Full recycling of citric acid wastewater through anaerobic digestion, air-stripping and pH control

• Published in: Water science and technology Vol. 80; no. 6; pp. 1196 - 1204
• Main Authors: Wang, Jiang-Bo, Zhang, Rui-Jing, Mao, Zhong-Gui, Xue, Dong-Sheng, Zhu, Zheng-Jun, Yu, Han-Chao, Cai, Feng-Jiao, Cai, Lin-Yang, Bao, Jia-Wei, Xu, Jian
• Format: Journal Article
• Language: English
• Published: England IWA Publishing 15.09.2019
• Subjects: Acid production; Air; Air stripping; Ammonia; Anaerobic digestion; Anaerobic treatment; Anaerobiosis; Calcium; Calcium carbonate; Calcium carbonates; Carbonates; Cassava; Chemical oxygen demand; Citric Acid; Deionization; Digestion; Experiments; Fermentation; Fresh water; Freshwater; Hydrogen-Ion Concentration; Inland water environment; Microorganisms; Oxidative stress; pH control; pH effects; Process water; Recycling; Saccharides; Sodium; Waste Water; Wastewater; Wastewater discharges; Water consumption; China
• ISSN: 0273-1223; 1996-9732
• DOI: 10.2166/wst.2019.364

Anaerobic digestion effluent (ADE) from the anaerobic digestion treatment of citric acid wastewater can be reused as a potential substitute for process water in the citric acid fermentation.
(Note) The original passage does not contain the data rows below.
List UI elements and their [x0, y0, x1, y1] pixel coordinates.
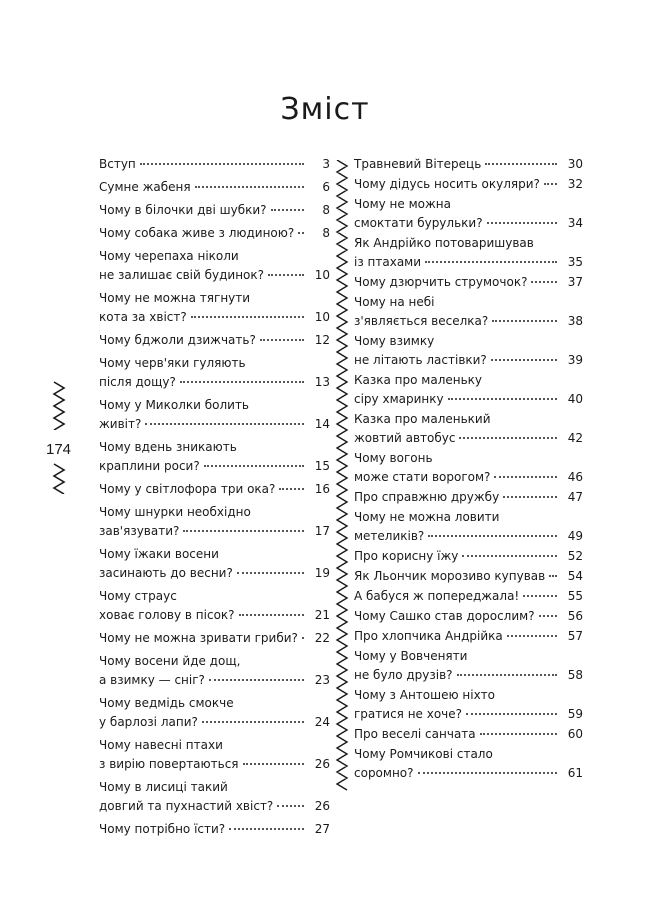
toc-entry: [99, 694, 330, 732]
dot-leader: [237, 571, 304, 574]
toc-entry-title-line: Чому ведмідь смокче: [99, 696, 234, 710]
toc-entry-page: 40: [567, 392, 583, 406]
toc-entry-page: 17: [314, 524, 330, 538]
toc-entry-page: 6: [322, 180, 330, 194]
toc-entry-title-line: Як Андрійко потоваришував: [354, 236, 534, 250]
toc-entry: [354, 273, 583, 292]
dot-leader: [549, 574, 557, 577]
toc-entry: [354, 607, 583, 626]
toc-entry-title-line: Травневий Вітерець: [354, 157, 482, 171]
toc-entry-title-line: у барлозі лапи?: [99, 715, 198, 729]
toc-entry-title-line: Чому в білочки дві шубки?: [99, 203, 267, 217]
toc-entry: [354, 587, 583, 606]
toc-entry-page: 8: [322, 203, 330, 217]
toc-entry-title-line: з вирію повертаються: [99, 757, 239, 771]
toc-entry: [354, 567, 583, 586]
toc-entry-page: 10: [314, 268, 330, 282]
dot-leader: [459, 436, 557, 439]
toc-entry-title-line: Чому собака живе з людиною?: [99, 226, 295, 240]
toc-entry: [99, 201, 330, 220]
toc-entry: [99, 736, 330, 774]
toc-entry-title-line: соромно?: [354, 766, 414, 780]
toc-entry: [354, 293, 583, 331]
toc-entry-title-line: Казка про маленьку: [354, 373, 483, 387]
toc-entry-title-line: Чому навесні птахи: [99, 738, 223, 752]
dot-leader: [531, 280, 557, 283]
toc-entry-title-line: краплини роси?: [99, 459, 200, 473]
toc-entry-title-line: засинають до весни?: [99, 566, 233, 580]
toc-entry-title-line: Про справжню дружбу: [354, 490, 500, 504]
toc-entry-title-line: після дощу?: [99, 375, 176, 389]
toc-right-column: [354, 155, 583, 784]
toc-entry-page: 32: [567, 177, 583, 191]
toc-entry: [354, 745, 583, 783]
dot-leader: [491, 358, 557, 361]
toc-entry-page: 42: [567, 431, 583, 445]
dot-leader: [523, 594, 557, 597]
toc-entry: [99, 289, 330, 327]
dot-leader: [202, 720, 304, 723]
toc-entry-page: 26: [314, 799, 330, 813]
toc-entry-title-line: Чому страус: [99, 589, 177, 603]
toc-entry-title-line: Казка про маленький: [354, 412, 491, 426]
dot-leader: [229, 827, 304, 830]
toc-entry-page: 21: [314, 608, 330, 622]
toc-entry-page: 12: [314, 333, 330, 347]
toc-entry-title-line: Чому у Миколки болить: [99, 398, 249, 412]
toc-entry: [354, 686, 583, 724]
dot-leader: [140, 162, 304, 165]
toc-entry-title-line: смоктати бурульки?: [354, 216, 483, 230]
dot-leader: [268, 273, 304, 276]
dot-leader: [480, 732, 557, 735]
toc-entry-title-line: Чому шнурки необхідно: [99, 505, 251, 519]
toc-entry-page: 22: [314, 631, 330, 645]
dot-leader: [302, 636, 304, 639]
toc-entry-title-line: зав'язувати?: [99, 524, 180, 538]
dot-leader: [204, 464, 304, 467]
toc-entry: [354, 410, 583, 448]
toc-entry: [99, 224, 330, 243]
toc-entry-title-line: а взимку — сніг?: [99, 673, 205, 687]
toc-entry-title-line: Чому потрібно їсти?: [99, 822, 226, 836]
toc-entry-title-line: сіру хмаринку: [354, 392, 444, 406]
toc-entry: [99, 503, 330, 541]
toc-entry-page: 54: [567, 569, 583, 583]
toc-entry-title-line: не залишає свій будинок?: [99, 268, 264, 282]
toc-entry-page: 47: [567, 490, 583, 504]
toc-entry-page: 10: [314, 310, 330, 324]
dot-leader: [418, 771, 557, 774]
toc-entry: [99, 331, 330, 350]
dot-leader: [271, 208, 304, 211]
dot-leader: [145, 422, 304, 425]
toc-entry-page: 13: [314, 375, 330, 389]
dot-leader: [485, 162, 557, 165]
toc-entry-title-line: Про корисну їжу: [354, 549, 459, 563]
page-title: Зміст: [280, 92, 370, 127]
dot-leader: [466, 712, 557, 715]
toc-entry-page: 60: [567, 727, 583, 741]
toc-entry-title-line: не було друзів?: [354, 668, 453, 682]
zigzag-ornament-bottom: [52, 462, 66, 494]
toc-entry-title-line: Чому бджоли дзижчать?: [99, 333, 256, 347]
toc-entry-page: 38: [567, 314, 583, 328]
toc-entry-page: 46: [567, 470, 583, 484]
toc-entry-page: 14: [314, 417, 330, 431]
toc-entry-page: 57: [567, 629, 583, 643]
toc-entry-title-line: Чому у Вовченяти: [354, 649, 468, 663]
toc-entry-page: 15: [314, 459, 330, 473]
toc-entry: [354, 725, 583, 744]
page-number: 174: [46, 441, 72, 458]
toc-entry-title-line: А бабуся ж попереджала!: [354, 589, 520, 603]
toc-entry: [354, 234, 583, 272]
dot-leader: [544, 182, 557, 185]
toc-entry-page: 61: [567, 766, 583, 780]
toc-entry-page: 30: [567, 157, 583, 171]
toc-entry-page: 39: [567, 353, 583, 367]
toc-entry-title-line: Чому взимку: [354, 334, 435, 348]
toc-entry: [354, 547, 583, 566]
toc-entry-title-line: Чому з Антошею ніхто: [354, 688, 496, 702]
toc-entry-page: 56: [567, 609, 583, 623]
toc-entry-page: 24: [314, 715, 330, 729]
toc-entry-title-line: Чому не можна зривати гриби?: [99, 631, 298, 645]
toc-entry: [354, 488, 583, 507]
dot-leader: [279, 487, 304, 490]
toc-entry-title-line: метеликів?: [354, 529, 425, 543]
toc-entry-title-line: ховає голову в пісок?: [99, 608, 235, 622]
toc-entry: [99, 178, 330, 197]
dot-leader: [428, 534, 557, 537]
toc-entry-page: 58: [567, 668, 583, 682]
toc-entry: [99, 438, 330, 476]
toc-left-column: [99, 155, 330, 843]
toc-entry-title-line: Чому дзюрчить струмочок?: [354, 275, 528, 289]
toc-entry-title-line: Чому вогонь: [354, 451, 433, 465]
toc-entry-title-line: Чому восени йде дощ,: [99, 654, 241, 668]
dot-leader: [503, 495, 557, 498]
zigzag-ornament-top: [52, 380, 66, 430]
toc-entry-title-line: живіт?: [99, 417, 142, 431]
dot-leader: [487, 221, 557, 224]
toc-entry-title-line: із птахами: [354, 255, 422, 269]
toc-entry: [99, 247, 330, 285]
toc-entry-title-line: Чому черв'яки гуляють: [99, 356, 246, 370]
dot-leader: [209, 678, 304, 681]
toc-entry: [354, 647, 583, 685]
toc-entry-page: 8: [322, 226, 330, 240]
toc-entry-title-line: може стати ворогом?: [354, 470, 491, 484]
toc-entry-title-line: Чому їжаки восени: [99, 547, 219, 561]
toc-entry-title-line: Про веселі санчата: [354, 727, 476, 741]
toc-entry-page: 3: [322, 157, 330, 171]
toc-entry: [99, 354, 330, 392]
toc-entry-page: 19: [314, 566, 330, 580]
toc-entry-title-line: Чому не можна тягнути: [99, 291, 251, 305]
toc-entry-title-line: довгий та пухнастий хвіст?: [99, 799, 274, 813]
toc-entry-page: 16: [314, 482, 330, 496]
toc-entry-page: 52: [567, 549, 583, 563]
toc-entry-page: 27: [314, 822, 330, 836]
toc-entry-page: 34: [567, 216, 583, 230]
dot-leader: [180, 380, 304, 383]
toc-entry-title-line: Чому Сашко став дорослим?: [354, 609, 535, 623]
dot-leader: [243, 762, 304, 765]
toc-entry: [354, 195, 583, 233]
toc-entry: [99, 587, 330, 625]
toc-entry-title-line: з'являється веселка?: [354, 314, 489, 328]
dot-leader: [425, 260, 557, 263]
toc-entry-title-line: Як Льончик морозиво купував: [354, 569, 546, 583]
dot-leader: [239, 613, 304, 616]
dot-leader: [457, 673, 557, 676]
dot-leader: [448, 397, 557, 400]
toc-entry-title-line: кота за хвіст?: [99, 310, 187, 324]
toc-entry: [354, 175, 583, 194]
dot-leader: [191, 315, 304, 318]
toc-entry: [354, 371, 583, 409]
toc-entry-page: 59: [567, 707, 583, 721]
toc-entry: [99, 778, 330, 816]
column-divider-zigzag: [335, 160, 349, 800]
toc-entry-title-line: Чому черепаха ніколи: [99, 249, 239, 263]
toc-entry-title-line: Чому не можна ловити: [354, 510, 500, 524]
toc-entry: [354, 332, 583, 370]
toc-entry-title-line: Вступ: [99, 157, 136, 171]
toc-entry: [99, 396, 330, 434]
toc-entry: [354, 627, 583, 646]
toc-entry-title-line: гратися не хоче?: [354, 707, 463, 721]
toc-entry: [99, 820, 330, 839]
toc-entry-page: 55: [567, 589, 583, 603]
toc-entry: [354, 155, 583, 174]
toc-entry: [99, 480, 330, 499]
toc-entry: [99, 545, 330, 583]
toc-entry-title-line: Чому у світлофора три ока?: [99, 482, 276, 496]
toc-entry-title-line: Чому вдень зникають: [99, 440, 237, 454]
toc-entry: [354, 508, 583, 546]
dot-leader: [183, 529, 304, 532]
dot-leader: [492, 319, 557, 322]
dot-leader: [507, 634, 557, 637]
toc-entry-title-line: жовтий автобус: [354, 431, 456, 445]
dot-leader: [195, 185, 304, 188]
toc-entry-title-line: Чому Ромчикові стало: [354, 747, 493, 761]
toc-entry-title-line: Чому дідусь носить окуляри?: [354, 177, 540, 191]
toc-entry-page: 35: [567, 255, 583, 269]
toc-entry-title-line: Чому не можна: [354, 197, 451, 211]
toc-entry: [99, 155, 330, 174]
toc-entry-page: 26: [314, 757, 330, 771]
toc-entry-title-line: Чому на небі: [354, 295, 435, 309]
toc-entry-page: 49: [567, 529, 583, 543]
toc-entry-title-line: Сумне жабеня: [99, 180, 191, 194]
dot-leader: [462, 554, 557, 557]
dot-leader: [277, 804, 304, 807]
toc-entry: [99, 652, 330, 690]
toc-entry-title-line: Про хлопчика Андрійка: [354, 629, 503, 643]
toc-entry-page: 23: [314, 673, 330, 687]
toc-entry: [354, 449, 583, 487]
toc-entry-page: 37: [567, 275, 583, 289]
dot-leader: [494, 475, 557, 478]
dot-leader: [539, 614, 557, 617]
dot-leader: [260, 338, 304, 341]
dot-leader: [298, 231, 304, 234]
toc-entry-title-line: Чому в лисиці такий: [99, 780, 228, 794]
toc-entry: [99, 629, 330, 648]
toc-entry-title-line: не літають ластівки?: [354, 353, 487, 367]
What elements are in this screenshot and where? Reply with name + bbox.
However, excessive sodium contained in ADE significantly decreases citric acid production. In this paper, the inhibition mechanism of sodium on citric acid fermentation was investigated. We demonstrated that excessive sodium did not increase oxidative stress for Aspergillus niger, but reduced the pH of the medium significantly over the period 4-24 h, which led to lower activities of glucoamylase and isomaltase secreted by A. niger, with a decrease of available sugar concentration and citric acid production. ADE was pretreated by air-stripping prior to recycle and 18 g/L calcium carbonate was added at the start of fermentation to control the pH of the medium. The inhibition caused by ADE was completely alleviated and citric acid production substantially increased from 118.6 g/L to 141.4 g/L, comparable to the fermentation with deionized water (141.2 g/L). This novel process could decrease wastewater discharges and fresh water consumption in the citric acid industry, with benefit to the environment.